I've suggested on several occasions that one of the reasons why foreign films have always had a poor reputation in the minds of a reasonable segment of the population is that critic types tend to praise certain films simply for not being commercial or the way Hollywood did things when, in fact, these movies really aren't that good to begin with. One of those movies that made me think of this is Hiroshima, Mon Amour, which will be on TCM overnight tonight at 2:00 AM as part of the TCM Imports spot.
Emmanuelle Riva plays an unnamed actress who is in Hiroshima, the first city subjected to the atomic bomb at the end of World War II, some 14 years after the bombing. She's there to make an international propaganda movie against nuclear weapons, and is traipsing around the museum dedicated to documenting the bombing and its survivors. But she's really relating all of this to her new boyfriend, a married architect (Eiji Okada), as they're in bed together.

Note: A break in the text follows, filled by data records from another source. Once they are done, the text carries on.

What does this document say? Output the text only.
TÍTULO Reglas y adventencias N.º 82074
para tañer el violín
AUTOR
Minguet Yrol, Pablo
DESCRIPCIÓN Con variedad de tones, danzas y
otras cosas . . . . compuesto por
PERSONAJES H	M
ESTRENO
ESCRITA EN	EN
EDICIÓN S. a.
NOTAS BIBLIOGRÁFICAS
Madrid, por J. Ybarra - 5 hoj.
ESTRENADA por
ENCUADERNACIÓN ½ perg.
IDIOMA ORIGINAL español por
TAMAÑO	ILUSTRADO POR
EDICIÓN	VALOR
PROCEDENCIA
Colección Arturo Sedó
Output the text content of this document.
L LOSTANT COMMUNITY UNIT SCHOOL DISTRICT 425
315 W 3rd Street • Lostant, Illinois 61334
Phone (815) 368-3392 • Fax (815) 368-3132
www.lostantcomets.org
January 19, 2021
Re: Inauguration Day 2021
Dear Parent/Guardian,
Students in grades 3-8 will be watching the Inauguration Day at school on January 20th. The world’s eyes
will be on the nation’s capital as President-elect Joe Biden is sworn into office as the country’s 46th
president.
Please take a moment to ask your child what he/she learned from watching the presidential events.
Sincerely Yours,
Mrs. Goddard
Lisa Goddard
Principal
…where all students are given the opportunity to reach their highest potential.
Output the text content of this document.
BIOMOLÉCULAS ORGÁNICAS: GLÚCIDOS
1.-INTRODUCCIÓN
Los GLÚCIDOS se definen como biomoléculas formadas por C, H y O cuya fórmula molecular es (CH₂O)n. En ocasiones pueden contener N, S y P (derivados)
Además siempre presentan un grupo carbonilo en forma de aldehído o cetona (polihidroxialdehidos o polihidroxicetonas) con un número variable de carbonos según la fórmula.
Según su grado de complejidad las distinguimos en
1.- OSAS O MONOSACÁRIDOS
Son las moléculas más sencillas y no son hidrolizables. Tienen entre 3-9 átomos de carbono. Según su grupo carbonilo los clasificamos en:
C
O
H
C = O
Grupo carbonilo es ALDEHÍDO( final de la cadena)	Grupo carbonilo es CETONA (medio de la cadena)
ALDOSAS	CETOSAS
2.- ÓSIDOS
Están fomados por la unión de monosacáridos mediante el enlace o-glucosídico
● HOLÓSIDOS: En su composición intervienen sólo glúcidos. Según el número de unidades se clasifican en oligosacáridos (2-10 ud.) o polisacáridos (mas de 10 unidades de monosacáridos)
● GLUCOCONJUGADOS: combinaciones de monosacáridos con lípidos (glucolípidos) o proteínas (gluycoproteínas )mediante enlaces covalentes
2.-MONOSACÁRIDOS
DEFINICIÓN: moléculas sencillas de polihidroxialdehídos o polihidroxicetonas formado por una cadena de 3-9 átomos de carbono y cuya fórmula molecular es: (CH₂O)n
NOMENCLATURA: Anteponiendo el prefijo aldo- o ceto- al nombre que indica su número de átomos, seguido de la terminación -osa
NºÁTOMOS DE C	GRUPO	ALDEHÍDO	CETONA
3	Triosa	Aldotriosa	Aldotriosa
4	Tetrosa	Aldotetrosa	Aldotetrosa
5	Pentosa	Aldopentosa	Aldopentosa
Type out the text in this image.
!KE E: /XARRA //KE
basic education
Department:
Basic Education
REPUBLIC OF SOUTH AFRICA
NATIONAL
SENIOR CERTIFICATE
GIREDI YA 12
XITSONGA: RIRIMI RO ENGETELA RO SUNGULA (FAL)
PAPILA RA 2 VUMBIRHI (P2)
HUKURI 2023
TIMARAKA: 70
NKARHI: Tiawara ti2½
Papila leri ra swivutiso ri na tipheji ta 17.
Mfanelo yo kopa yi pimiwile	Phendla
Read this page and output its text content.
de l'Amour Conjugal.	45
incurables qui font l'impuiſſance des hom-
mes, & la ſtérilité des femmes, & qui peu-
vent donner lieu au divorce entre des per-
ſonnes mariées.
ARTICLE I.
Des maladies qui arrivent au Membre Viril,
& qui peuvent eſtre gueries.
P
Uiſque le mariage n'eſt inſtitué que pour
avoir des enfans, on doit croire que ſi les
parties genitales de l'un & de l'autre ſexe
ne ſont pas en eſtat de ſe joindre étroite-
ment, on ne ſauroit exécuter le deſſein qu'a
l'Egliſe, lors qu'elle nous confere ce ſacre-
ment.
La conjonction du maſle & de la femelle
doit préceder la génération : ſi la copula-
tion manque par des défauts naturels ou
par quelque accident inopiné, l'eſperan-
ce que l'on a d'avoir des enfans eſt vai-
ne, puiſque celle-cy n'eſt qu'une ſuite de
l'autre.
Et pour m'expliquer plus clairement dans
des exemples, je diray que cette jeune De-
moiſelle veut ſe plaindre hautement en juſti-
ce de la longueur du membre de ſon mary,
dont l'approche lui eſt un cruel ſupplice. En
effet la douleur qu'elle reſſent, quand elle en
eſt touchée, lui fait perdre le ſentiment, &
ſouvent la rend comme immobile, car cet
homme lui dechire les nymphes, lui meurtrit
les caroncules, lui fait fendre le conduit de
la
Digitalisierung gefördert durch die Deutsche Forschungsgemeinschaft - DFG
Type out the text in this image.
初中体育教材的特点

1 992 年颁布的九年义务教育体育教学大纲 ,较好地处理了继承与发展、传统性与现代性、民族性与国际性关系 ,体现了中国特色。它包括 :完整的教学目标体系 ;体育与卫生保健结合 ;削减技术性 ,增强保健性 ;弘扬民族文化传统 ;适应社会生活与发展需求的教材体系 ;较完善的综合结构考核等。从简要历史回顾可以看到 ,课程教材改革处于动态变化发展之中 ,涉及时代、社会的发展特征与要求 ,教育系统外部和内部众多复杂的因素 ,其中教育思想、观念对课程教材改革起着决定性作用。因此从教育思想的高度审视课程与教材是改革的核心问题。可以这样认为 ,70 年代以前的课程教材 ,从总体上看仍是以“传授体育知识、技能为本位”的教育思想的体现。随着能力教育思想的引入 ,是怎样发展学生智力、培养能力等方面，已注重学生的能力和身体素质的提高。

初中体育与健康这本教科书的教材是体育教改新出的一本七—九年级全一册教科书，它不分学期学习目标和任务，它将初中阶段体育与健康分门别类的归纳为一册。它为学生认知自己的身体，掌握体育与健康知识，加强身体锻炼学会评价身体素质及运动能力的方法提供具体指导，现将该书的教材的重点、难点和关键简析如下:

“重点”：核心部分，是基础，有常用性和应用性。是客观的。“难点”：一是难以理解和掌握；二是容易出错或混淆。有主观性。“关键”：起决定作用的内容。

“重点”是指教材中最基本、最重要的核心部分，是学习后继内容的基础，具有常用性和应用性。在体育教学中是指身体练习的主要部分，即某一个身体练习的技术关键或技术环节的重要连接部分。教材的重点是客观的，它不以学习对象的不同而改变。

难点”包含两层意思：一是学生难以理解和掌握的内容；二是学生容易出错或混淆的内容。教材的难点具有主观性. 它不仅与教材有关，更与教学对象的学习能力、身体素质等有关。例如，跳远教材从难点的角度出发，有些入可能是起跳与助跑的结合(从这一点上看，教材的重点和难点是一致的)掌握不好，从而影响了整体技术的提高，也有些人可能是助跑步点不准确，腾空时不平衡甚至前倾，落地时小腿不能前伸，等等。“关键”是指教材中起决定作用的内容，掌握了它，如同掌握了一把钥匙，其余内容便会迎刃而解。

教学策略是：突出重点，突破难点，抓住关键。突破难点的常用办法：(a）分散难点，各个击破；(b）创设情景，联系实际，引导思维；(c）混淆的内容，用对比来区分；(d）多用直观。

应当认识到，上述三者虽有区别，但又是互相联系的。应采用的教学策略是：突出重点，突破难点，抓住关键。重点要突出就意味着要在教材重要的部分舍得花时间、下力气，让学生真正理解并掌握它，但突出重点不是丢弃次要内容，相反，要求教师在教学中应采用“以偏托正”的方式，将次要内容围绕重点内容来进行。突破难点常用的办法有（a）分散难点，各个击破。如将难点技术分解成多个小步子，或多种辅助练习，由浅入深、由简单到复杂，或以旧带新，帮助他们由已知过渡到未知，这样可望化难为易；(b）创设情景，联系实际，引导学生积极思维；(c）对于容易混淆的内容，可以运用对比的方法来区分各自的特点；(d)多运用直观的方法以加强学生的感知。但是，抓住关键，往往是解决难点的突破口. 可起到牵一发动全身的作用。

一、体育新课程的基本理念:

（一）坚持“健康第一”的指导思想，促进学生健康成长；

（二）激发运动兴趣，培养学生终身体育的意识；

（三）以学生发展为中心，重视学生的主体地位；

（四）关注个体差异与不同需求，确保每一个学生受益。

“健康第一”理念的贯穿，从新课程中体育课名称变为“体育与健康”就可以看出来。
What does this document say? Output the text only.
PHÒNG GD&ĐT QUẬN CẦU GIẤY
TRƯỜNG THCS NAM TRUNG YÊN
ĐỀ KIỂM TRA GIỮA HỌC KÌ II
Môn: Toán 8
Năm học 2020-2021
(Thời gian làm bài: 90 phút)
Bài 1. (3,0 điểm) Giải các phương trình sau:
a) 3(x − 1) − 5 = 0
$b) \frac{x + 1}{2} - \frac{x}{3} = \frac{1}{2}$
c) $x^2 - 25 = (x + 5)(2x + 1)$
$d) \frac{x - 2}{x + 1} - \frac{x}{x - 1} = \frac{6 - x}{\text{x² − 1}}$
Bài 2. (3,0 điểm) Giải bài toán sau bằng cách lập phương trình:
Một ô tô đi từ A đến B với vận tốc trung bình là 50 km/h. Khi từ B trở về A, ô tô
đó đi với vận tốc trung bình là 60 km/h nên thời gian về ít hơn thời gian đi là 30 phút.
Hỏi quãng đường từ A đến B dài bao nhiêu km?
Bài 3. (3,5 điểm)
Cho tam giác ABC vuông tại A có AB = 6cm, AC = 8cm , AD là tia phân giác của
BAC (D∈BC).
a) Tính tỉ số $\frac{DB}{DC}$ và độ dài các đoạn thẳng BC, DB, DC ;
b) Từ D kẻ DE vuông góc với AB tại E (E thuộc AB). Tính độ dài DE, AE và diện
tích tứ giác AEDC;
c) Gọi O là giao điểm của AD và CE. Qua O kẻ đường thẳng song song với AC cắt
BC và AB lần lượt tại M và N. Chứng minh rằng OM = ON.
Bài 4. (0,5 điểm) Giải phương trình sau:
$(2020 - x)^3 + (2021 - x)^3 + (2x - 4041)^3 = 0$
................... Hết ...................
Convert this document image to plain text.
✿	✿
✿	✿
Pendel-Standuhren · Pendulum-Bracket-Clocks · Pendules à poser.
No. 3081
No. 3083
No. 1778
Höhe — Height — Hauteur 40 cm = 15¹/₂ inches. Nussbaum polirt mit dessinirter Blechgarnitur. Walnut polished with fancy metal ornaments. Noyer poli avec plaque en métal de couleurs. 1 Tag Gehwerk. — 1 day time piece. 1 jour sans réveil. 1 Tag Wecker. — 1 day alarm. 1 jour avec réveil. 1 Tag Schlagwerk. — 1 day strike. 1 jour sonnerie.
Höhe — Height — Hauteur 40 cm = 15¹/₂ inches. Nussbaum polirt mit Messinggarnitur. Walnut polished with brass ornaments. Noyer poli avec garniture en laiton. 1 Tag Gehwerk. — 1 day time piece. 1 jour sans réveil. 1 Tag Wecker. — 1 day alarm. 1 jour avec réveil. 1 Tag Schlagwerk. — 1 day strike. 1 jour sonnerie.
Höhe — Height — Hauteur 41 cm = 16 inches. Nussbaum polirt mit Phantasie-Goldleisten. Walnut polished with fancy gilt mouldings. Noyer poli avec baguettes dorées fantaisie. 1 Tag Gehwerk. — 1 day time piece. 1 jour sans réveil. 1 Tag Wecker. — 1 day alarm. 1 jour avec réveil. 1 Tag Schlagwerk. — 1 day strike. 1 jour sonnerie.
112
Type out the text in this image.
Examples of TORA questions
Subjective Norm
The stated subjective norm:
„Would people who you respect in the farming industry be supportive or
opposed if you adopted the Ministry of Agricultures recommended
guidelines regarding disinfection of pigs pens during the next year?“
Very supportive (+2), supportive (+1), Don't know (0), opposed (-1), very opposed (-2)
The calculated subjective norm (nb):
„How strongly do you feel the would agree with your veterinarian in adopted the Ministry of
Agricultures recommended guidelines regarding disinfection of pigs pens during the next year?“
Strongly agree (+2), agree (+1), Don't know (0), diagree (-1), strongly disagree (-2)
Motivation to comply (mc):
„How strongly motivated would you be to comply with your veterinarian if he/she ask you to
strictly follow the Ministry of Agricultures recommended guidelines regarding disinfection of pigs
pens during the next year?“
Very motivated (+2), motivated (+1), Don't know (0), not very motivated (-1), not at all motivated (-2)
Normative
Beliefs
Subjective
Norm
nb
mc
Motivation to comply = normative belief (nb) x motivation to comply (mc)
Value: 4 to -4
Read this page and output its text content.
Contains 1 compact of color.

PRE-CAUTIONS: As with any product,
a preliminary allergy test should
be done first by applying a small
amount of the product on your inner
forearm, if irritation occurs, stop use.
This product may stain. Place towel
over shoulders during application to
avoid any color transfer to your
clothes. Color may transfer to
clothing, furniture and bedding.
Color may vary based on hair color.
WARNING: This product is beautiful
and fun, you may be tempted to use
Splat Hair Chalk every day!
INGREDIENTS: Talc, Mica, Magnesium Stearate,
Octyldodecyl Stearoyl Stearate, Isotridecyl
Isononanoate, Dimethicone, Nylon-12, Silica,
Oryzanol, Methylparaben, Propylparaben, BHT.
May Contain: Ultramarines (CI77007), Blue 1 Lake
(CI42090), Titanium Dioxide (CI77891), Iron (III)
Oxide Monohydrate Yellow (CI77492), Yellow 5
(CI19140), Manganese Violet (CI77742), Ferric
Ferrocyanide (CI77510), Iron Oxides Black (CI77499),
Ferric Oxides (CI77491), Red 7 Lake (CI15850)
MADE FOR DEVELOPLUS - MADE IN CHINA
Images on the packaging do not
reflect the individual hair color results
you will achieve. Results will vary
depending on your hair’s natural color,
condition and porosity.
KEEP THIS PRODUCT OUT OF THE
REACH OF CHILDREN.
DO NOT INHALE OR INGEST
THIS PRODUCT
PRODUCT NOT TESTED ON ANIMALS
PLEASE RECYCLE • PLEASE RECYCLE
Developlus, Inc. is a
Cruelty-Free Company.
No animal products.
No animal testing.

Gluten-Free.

The man, who survived the bombing and presumably lost a bunch of friends and family in the bombing, thinks that she really doesn't understand the horrors of war, and has no compunctions about telling her so. So she responds by telling of her own experience in the war.
She was a teenaged girl during the Nazi occupation of France, and somehow met and fell in love with a German soldier. (Riva, who was born in 1927, would have been 32 at the time of filming and 17 when France was liberated, so the character is actually the right age to have had an older German soldier boyfriend in the war.) For fairly obvious reasons, this sort of collaborationism would have been frowned upon once France was liberated, so after the liberation, the inhabitatants of the small city where she grew up and where all of this happened locked her up for some time. When she was released, her mom made her leave for Paris, she arriving on the day news broke of the bombing of Hiroshima.
Still, the story doesn't end here. Our actress has to leave for France in the morning, but she wanders around town until the architect finds her again so that they can talk some more. And they talk, and talk, and talk. Eventually the movie just ends, mercifully enough for the viewer.
Hiroshima, Mon Amour is a perfect example of the sort of movie that has tons of pseudo-philosophical conversation but never really goes anywhere, with the one story that it does have in the middle -- the actress' story of what she did in the war -- not having a satisfactory ending. And yet, because this is very much different from Hollywood filmmaking, or even some of the French New Wave filmmakers like Truffaut in The 400 Blows, there are critics who praise it to high heaven. Sorry, but Hirsohima, Mon Amour is just a tedious 90-minute talkfest.
But, as always, judge for yourself, since it's on tonight.